W/S Development has launched a customized Web site for real estate pros on the road. The site allows users of handheld electronic devices to search properties within W/S Development's real estate portfolio. The site includes its 75 lifestyle, mixed-use, power and community centers features photographs, demographics, key tenants and property facts. Users can download the property information and then e-mail questions from their mobile devices.

Simon Celtics

Simon Property Group and the Boston Celtics have teamed up to offer the Simon Boston Celtics Giftcard. The Visa gift card, available at Simon malls throughout New England can be used at any of Simon's shopping centers in the United States. It is the latest co-branded gift card offered by Simon and professional and collegiate sports franchises. The other professional basketball sports franchises include the San Antonio Spurs, Dallas Mavericks and Indiana Pacers. Simon will split the $3 fee on each card sold between the Boston Celtics Shamrock Foundation and the Simon Youth Foundation. As part of their alliance, Simon and the Boston Celtics also agreed to a three-year sponsorship that will bring Simon signage to the TD Banknorth Garden on the court as well as some online promotions.

JLL Heads Upstream

Jones Lang LaSalle has acquired Upstream, a London-based real estate sustainability services provider.
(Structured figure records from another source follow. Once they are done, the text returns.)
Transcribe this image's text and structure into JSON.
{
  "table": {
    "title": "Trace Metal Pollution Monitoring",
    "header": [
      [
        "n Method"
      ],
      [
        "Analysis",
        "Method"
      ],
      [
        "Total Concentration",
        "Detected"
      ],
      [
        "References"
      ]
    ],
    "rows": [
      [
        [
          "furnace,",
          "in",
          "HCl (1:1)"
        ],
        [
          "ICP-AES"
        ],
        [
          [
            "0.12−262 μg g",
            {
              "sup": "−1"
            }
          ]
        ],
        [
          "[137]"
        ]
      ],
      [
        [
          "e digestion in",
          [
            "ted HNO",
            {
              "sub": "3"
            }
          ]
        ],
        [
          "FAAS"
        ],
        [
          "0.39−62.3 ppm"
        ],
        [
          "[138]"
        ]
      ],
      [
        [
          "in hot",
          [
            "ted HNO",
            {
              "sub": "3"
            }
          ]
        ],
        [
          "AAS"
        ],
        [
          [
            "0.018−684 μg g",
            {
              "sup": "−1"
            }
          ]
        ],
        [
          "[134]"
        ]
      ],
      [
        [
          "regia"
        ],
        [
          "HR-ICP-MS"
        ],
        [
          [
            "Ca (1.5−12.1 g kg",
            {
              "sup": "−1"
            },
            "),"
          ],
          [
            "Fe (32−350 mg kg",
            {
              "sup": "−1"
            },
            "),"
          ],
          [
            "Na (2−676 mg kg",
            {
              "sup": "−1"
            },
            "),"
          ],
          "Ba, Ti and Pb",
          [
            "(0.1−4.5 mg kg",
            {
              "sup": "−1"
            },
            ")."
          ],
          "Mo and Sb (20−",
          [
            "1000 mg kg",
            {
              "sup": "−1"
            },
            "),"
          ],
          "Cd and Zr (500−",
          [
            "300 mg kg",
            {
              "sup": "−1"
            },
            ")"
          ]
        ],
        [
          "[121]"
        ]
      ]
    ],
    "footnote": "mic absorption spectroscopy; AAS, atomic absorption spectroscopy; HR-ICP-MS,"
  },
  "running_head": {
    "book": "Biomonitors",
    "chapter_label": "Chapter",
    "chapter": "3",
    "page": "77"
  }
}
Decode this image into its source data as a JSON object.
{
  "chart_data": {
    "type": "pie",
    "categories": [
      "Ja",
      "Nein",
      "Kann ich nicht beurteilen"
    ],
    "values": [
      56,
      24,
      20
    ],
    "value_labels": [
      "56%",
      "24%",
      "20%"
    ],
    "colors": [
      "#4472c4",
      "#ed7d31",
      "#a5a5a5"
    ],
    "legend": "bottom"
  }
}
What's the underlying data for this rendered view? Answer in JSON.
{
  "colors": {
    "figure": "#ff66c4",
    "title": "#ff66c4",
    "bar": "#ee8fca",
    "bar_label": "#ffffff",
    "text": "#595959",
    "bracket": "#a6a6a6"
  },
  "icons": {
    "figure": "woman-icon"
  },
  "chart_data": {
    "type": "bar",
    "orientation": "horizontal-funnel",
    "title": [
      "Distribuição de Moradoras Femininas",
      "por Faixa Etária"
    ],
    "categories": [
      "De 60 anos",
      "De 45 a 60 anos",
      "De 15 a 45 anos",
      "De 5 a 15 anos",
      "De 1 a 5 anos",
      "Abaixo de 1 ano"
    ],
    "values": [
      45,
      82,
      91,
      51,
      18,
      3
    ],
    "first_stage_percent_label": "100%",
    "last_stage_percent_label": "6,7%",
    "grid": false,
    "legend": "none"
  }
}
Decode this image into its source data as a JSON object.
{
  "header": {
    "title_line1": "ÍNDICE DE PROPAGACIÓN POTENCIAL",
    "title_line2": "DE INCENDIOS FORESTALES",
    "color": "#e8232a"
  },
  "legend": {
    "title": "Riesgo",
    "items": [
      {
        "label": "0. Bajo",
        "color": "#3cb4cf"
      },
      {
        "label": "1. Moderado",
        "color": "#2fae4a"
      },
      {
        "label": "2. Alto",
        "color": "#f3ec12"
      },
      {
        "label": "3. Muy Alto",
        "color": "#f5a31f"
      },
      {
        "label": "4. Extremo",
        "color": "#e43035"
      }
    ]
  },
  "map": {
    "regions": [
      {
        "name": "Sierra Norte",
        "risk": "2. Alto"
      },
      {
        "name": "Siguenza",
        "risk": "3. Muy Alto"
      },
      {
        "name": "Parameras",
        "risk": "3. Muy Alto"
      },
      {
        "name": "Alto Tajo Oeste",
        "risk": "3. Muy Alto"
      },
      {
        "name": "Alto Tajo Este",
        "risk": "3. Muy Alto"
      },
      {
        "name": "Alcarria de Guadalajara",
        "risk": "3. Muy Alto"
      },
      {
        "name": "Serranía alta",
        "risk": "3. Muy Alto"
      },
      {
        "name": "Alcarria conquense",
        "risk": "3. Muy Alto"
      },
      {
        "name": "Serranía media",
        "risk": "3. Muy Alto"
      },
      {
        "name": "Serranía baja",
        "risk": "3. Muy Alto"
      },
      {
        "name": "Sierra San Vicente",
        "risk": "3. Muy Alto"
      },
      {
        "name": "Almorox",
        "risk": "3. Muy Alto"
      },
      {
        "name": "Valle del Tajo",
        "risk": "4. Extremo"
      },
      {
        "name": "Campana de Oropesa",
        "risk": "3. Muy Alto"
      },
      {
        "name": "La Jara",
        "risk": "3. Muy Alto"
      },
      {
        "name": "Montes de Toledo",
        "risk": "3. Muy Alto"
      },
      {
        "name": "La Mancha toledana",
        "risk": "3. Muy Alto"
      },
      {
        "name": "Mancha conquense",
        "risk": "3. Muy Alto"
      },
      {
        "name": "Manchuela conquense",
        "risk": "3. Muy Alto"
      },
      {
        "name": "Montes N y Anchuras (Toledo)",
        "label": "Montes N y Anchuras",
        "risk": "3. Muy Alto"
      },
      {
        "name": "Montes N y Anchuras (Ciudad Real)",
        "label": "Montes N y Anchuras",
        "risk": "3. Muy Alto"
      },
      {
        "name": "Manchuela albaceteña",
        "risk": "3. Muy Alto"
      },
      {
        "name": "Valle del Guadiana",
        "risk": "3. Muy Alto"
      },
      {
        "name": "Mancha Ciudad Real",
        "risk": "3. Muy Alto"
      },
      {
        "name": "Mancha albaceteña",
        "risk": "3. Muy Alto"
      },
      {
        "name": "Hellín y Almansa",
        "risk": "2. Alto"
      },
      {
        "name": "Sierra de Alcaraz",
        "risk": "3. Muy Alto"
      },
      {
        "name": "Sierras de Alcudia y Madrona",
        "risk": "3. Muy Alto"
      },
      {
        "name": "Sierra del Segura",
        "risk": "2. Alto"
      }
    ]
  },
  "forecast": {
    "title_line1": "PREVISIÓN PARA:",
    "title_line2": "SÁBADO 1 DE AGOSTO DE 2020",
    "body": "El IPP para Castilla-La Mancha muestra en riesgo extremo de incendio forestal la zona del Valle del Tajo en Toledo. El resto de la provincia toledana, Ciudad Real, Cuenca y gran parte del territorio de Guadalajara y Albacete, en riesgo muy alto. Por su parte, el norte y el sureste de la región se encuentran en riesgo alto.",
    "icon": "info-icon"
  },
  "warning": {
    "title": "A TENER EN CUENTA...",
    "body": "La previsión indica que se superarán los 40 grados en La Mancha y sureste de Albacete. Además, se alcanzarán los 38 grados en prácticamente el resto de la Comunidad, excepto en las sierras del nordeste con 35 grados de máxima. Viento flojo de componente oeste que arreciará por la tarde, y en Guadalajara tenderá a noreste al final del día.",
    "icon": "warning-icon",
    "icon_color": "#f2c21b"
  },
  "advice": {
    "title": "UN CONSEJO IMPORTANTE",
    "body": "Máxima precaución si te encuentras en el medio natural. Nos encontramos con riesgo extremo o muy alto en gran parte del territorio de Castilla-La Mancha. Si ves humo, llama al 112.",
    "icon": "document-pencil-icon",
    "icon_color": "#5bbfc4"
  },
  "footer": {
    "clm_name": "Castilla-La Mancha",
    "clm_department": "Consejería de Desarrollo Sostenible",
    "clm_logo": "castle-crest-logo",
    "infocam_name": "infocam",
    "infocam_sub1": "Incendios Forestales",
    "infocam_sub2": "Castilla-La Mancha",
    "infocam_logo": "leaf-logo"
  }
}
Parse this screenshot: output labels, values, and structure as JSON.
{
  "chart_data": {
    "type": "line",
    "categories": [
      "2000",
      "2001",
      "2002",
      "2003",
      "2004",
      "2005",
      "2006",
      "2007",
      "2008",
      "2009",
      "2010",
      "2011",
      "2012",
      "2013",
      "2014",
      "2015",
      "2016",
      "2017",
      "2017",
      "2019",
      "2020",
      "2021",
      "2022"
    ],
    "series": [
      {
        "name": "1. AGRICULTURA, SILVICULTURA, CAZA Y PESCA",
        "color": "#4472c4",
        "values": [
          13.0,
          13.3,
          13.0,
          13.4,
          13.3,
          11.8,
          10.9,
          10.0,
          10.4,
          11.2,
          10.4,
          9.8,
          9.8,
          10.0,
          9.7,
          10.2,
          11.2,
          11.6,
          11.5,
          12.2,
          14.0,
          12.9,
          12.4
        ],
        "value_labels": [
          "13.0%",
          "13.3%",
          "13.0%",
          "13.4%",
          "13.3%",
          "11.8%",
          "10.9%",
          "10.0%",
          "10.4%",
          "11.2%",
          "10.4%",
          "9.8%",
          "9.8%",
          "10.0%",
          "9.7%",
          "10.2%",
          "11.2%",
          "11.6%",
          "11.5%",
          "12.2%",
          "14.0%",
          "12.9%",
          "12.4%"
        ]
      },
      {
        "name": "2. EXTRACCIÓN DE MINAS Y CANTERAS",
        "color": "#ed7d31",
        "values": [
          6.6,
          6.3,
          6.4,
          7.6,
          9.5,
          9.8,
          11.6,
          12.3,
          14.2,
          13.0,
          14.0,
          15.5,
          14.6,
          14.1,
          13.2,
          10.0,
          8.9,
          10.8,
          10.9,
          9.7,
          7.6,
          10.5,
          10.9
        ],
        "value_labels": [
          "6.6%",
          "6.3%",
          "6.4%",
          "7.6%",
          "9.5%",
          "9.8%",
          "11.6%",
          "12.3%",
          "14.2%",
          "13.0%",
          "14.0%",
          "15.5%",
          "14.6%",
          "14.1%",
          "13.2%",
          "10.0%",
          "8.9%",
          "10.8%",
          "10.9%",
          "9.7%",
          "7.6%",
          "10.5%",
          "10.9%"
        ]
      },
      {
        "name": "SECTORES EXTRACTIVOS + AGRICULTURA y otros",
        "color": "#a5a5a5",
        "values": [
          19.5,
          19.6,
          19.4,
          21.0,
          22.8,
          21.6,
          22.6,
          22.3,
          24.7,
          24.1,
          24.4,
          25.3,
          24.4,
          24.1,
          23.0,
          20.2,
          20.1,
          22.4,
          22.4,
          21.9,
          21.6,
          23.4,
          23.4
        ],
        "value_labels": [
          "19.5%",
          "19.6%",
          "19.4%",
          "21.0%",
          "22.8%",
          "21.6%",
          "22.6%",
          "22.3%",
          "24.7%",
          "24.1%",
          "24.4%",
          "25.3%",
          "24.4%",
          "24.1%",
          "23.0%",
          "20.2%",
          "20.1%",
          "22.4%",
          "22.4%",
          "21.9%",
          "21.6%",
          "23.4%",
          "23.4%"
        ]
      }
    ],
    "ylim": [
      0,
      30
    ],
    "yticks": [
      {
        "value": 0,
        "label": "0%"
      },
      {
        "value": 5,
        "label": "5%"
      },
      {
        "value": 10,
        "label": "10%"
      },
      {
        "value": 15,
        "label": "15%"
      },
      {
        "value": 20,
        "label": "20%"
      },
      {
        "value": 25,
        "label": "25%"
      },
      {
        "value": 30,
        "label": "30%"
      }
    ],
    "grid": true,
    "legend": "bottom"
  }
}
The practice, which provides research, management systems and benchmarking for some of the United Kingdom's real estate investors, developers and tenants enhances Jones Lang LaSalle energy and sustainability services (ESS) with complementary services for its existing clients as well as new business opportunities. Financial terms were not disclosed. Jones Lang LaSalle's ESS business provides integrated energy management and environmental sustainability services for its global clients. The benchmarking that Upstream employs is considered an industry standard by some and an influencer for institutional investors and stakeholders. Upstream will be led by its existing leadership team, Chairman David Cadman and Joint Managing Directors Julie Hirigoyen and Sarah Ratcliffe.